Today, with offices in L.A., London, and New York, Worlds End has a roster of 60 producers, engineers, and mixers. Among those represented are Danny Kortchmar, Don Gehman, Malcolm Burn, Stephen Hague, Terry Manning, Hugh Padgham, Palmer, Daniel Rey, and Don Was. Joining the Worlds End roster are Canadian engineers and producers Nick Blagona, Taras (Alien T) Blyzniuk, Rich Chycki, Jared Kuemper, and Brad Nelson, as well as film composer/orchestrator Stan Fomin and engineer/mixers Graham Brewer and Ed Krautner.

While Andronache will seek to place Worlds End clients with projects within Canada, he will also seek to land international projects for his Canadian-based roster. He will find and book studios in Canada for projects involving Worlds End clients from outside Canada and help with travel arrangements. Paperwork will be done through Worlds End in L.A.

"It's going to be a symbiotic relationship," Andronache says. "I've got some good engineers who want to be producers or have some producer credentials; Sandy's got a lot of producers who don't engineer. Even though those producers often have their own engineers, the time will come when that producer will need somebody else. We will look within the roster for what is needed."

Universal Music Canada senior VP of A&R Allan Reid says, "There's some great Canadian producers who need this kind of representation. There is nobody in Canada with the international contacts Sandy has." Roberton suggests that the expansion reflects on the maturity of the Canadian music market: "Artists just keep coming out of Canada."

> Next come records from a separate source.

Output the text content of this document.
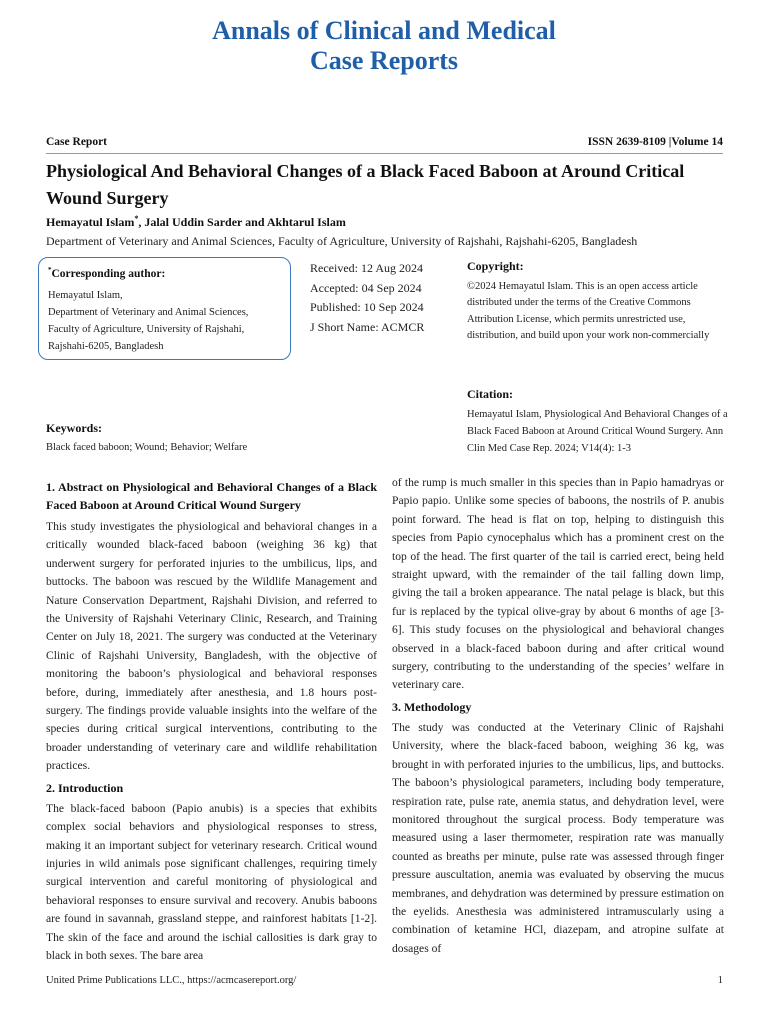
Annals of Clinical and Medical
Case Reports
Case Report	ISSN 2639-8109 |Volume 14
Physiological And Behavioral Changes of a Black Faced Baboon at Around Critical Wound Surgery
Hemayatul Islam*, Jalal Uddin Sarder and Akhtarul Islam
Department of Veterinary and Animal Sciences, Faculty of Agriculture, University of Rajshahi, Rajshahi-6205, Bangladesh
*Corresponding author:
Hemayatul Islam,
Department of Veterinary and Animal Sciences,
Faculty of Agriculture, University of Rajshahi,
Rajshahi-6205, Bangladesh
Received: 12 Aug 2024
Accepted: 04 Sep 2024
Published: 10 Sep 2024
J Short Name: ACMCR
Copyright:
©2024 Hemayatul Islam. This is an open access article distributed under the terms of the Creative Commons Attribution License, which permits unrestricted use, distribution, and build upon your work non-commercially
Citation:
Hemayatul Islam, Physiological And Behavioral Changes of a Black Faced Baboon at Around Critical Wound Surgery. Ann Clin Med Case Rep. 2024; V14(4): 1-3
Keywords:
Black faced baboon; Wound; Behavior; Welfare
1. Abstract on Physiological and Behavioral Changes of a Black Faced Baboon at Around Critical Wound Surgery

This study investigates the physiological and behavioral changes in a critically wounded black-faced baboon (weighing 36 kg) that underwent surgery for perforated injuries to the umbilicus, lips, and buttocks. The baboon was rescued by the Wildlife Management and Nature Conservation Department, Rajshahi Division, and referred to the University of Rajshahi Veterinary Clinic, Research, and Training Center on July 18, 2021. The surgery was conducted at the Veterinary Clinic of Rajshahi University, Bangladesh, with the objective of monitoring the baboon’s physiological and behavioral responses before, during, immediately after anesthesia, and 1.8 hours post-surgery. The findings provide valuable insights into the welfare of the species during critical surgical interventions, contributing to the broader understanding of veterinary care and wildlife rehabilitation practices.

2. Introduction

The black-faced baboon (Papio anubis) is a species that exhibits complex social behaviors and physiological responses to stress, making it an important subject for veterinary research. Critical wound injuries in wild animals pose significant challenges, requiring timely surgical intervention and careful monitoring of physiological and behavioral responses to ensure survival and recovery. Anubis baboons are found in savannah, grassland steppe, and rainforest habitats [1-2]. The skin of the face and around the ischial callosities is dark gray to black in both sexes. The bare area

of the rump is much smaller in this species than in Papio hamadryas or Papio papio. Unlike some species of baboons, the nostrils of P. anubis point forward. The head is flat on top, helping to distinguish this species from Papio cynocephalus which has a prominent crest on the top of the head. The first quarter of the tail is carried erect, being held straight upward, with the remainder of the tail falling down limp, giving the tail a broken appearance. The natal pelage is black, but this fur is replaced by the typical olive-gray by about 6 months of age [3-6]. This study focuses on the physiological and behavioral changes observed in a black-faced baboon during and after critical wound surgery, contributing to the understanding of the species’ welfare in veterinary care.

3. Methodology

The study was conducted at the Veterinary Clinic of Rajshahi University, where the black-faced baboon, weighing 36 kg, was brought in with perforated injuries to the umbilicus, lips, and buttocks. The baboon’s physiological parameters, including body temperature, respiration rate, pulse rate, anemia status, and dehydration level, were monitored throughout the surgical process. Body temperature was measured using a laser thermometer, respiration rate was manually counted as breaths per minute, pulse rate was assessed through finger pressure auscultation, anemia was evaluated by observing the mucus membranes, and dehydration was determined by pressure estimation on the eyelids. Anesthesia was administered intramuscularly using a combination of ketamine HCl, diazepam, and atropine sulfate at dosages of

United Prime Publications LLC., https://acmcasereport.org/	1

While there's certainly an abundance of producers in the country—and such Canadian producers as Daniel Lanois, Bob Rock, Pierre Marchand, Malcolm Burn, Michael Brook, Mike Fraser, Garth Richardson, Stuart Brawley, and Randy Staub work on an international basis—production management on this scale is unknown in Canada. Several Canadian-based artist-management firms also represent producers but on a limited basis. While Nettwerk Management, headquartered in Vancouver, represents many producers and mixers (as well as artists), its production management is based in its L.A. office. Nettwerk Management president Terry McBride says, "I don't know whether Sandy is going to gain a lot by coming to Canada. To me, the real marketplace is America. Canadian record companies don't really have the budgets."

But Canadian record companies have increasingly begun to look afield for production talent in recent years, as their rosters have broadened to embrace mainstream pop, hip-hop, and singer/songwriters. Andronache argues that Canada's battered currency has also encouraged Canadian A&R to record more at home. "More Canadian major productions are staying in Canada, and more American producers are coming to Canada to work with our acts here." Roberton predicts, "We will be bringing work up to Canada. With the low Canadian dollar, we can get really good rates in studios there."